2001 MX-5 Miata New Car Test Drive
In spite of an invasion of two-seat sports cars from other manufacturers, the Mazda Miata remains the benchmark. It offers truly outstanding, classic sports car handling. Rear-wheel drive and light weight make the most of its twin-cam four-cylinder engine. Amenities are traditional elegantly designed sports car: simple and functional.
It isn't the most powerful, or the most luxurious. It isn't the most exotic or the most sophisticated. But in terms of an affordable roadster, which is what the original British sports cars were, the Miata is near perfection. And, following the classic sports car definition, in a pinch it can be raced. It is the best-selling two-seat roadster of all time, according to Guinness World Records; more than 500,000 have been sold worldwide, half of them in North America.
For 2001, Mazda has increased horsepower, enlarged the brakes, stiffened the chassis, and upgraded the interior, making this the best Miata of all time.

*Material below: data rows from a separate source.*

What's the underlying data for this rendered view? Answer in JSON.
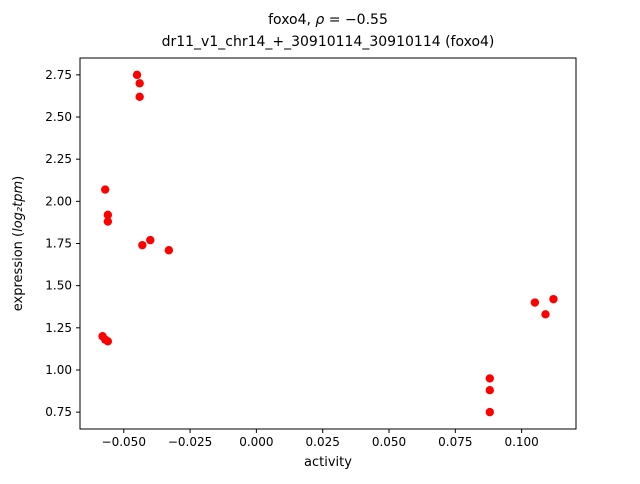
{
  "chart_data": {
    "type": "scatter",
    "title": "foxo4, ρ = −0.55",
    "title_prefix": "foxo4, ",
    "title_rho": "ρ",
    "title_rest": " = −0.55",
    "subtitle": "dr11_v1_chr14_+_30910114_30910114 (foxo4)",
    "xlabel": "activity",
    "ylabel": "expression (log₂tpm)",
    "ylabel_prefix": "expression (",
    "ylabel_math": "log₂tpm",
    "ylabel_suffix": ")",
    "marker_color": "#ff0000",
    "marker_radius": 4.2,
    "xlim": [
      -0.0665,
      0.1205
    ],
    "ylim": [
      0.65,
      2.85
    ],
    "xticks": [
      -0.05,
      -0.025,
      0.0,
      0.025,
      0.05,
      0.075,
      0.1
    ],
    "yticks": [
      0.75,
      1.0,
      1.25,
      1.5,
      1.75,
      2.0,
      2.25,
      2.5,
      2.75
    ],
    "grid": false,
    "legend": null,
    "points": [
      {
        "x": -0.045,
        "y": 2.75
      },
      {
        "x": -0.044,
        "y": 2.7
      },
      {
        "x": -0.044,
        "y": 2.62
      },
      {
        "x": -0.057,
        "y": 2.07
      },
      {
        "x": -0.056,
        "y": 1.92
      },
      {
        "x": -0.056,
        "y": 1.88
      },
      {
        "x": -0.043,
        "y": 1.74
      },
      {
        "x": -0.04,
        "y": 1.77
      },
      {
        "x": -0.033,
        "y": 1.71
      },
      {
        "x": -0.058,
        "y": 1.2
      },
      {
        "x": -0.057,
        "y": 1.18
      },
      {
        "x": -0.056,
        "y": 1.17
      },
      {
        "x": 0.105,
        "y": 1.4
      },
      {
        "x": 0.112,
        "y": 1.42
      },
      {
        "x": 0.109,
        "y": 1.33
      },
      {
        "x": 0.088,
        "y": 0.95
      },
      {
        "x": 0.088,
        "y": 0.88
      },
      {
        "x": 0.088,
        "y": 0.75
      }
    ]
  }
}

Two models are available: Miata ($21,180) and Miata LS ($23,930).
In previous years, the Miata models were organized as packages. The base Miata now comes standard with air conditioning. Also standard are alloy wheels, four-wheel disc brakes, a CD stereo with four speakers, and power windows and mirrors. The base model comes with black cloth and a black convertible top.
LS adds leather upholstery, a tan convertible top, 195/50VR15 tires in place of the base model's 185/60HR14s, a Torsen limited slip rear differential, power door locks, cruise control and a Bose CD/cassette stereo with six speakers.
An optional Suspension Package includes a sports suspension with strut tower brace is available for the LS ($495); this package is also available for the base model ($995) and includes the Torsen LSD and 15-inch wheels and tires. Anti-lock brakes ($550) are an option on the LS. A removable hardtop ($1,500) is available for driving in cold climates, bad neighborhoods or on race tracks.
All Miatas come with a 1.8-liter four-cylinder engine. For 2001, the Miata gets the largest horsepower increase in its 12-year history, raising the output to 155 horsepower. A 5-speed manual gearbox is standard; a 4-speed automatic ($900) is optional; and a 6-speed manual ($650) is optional on LS models.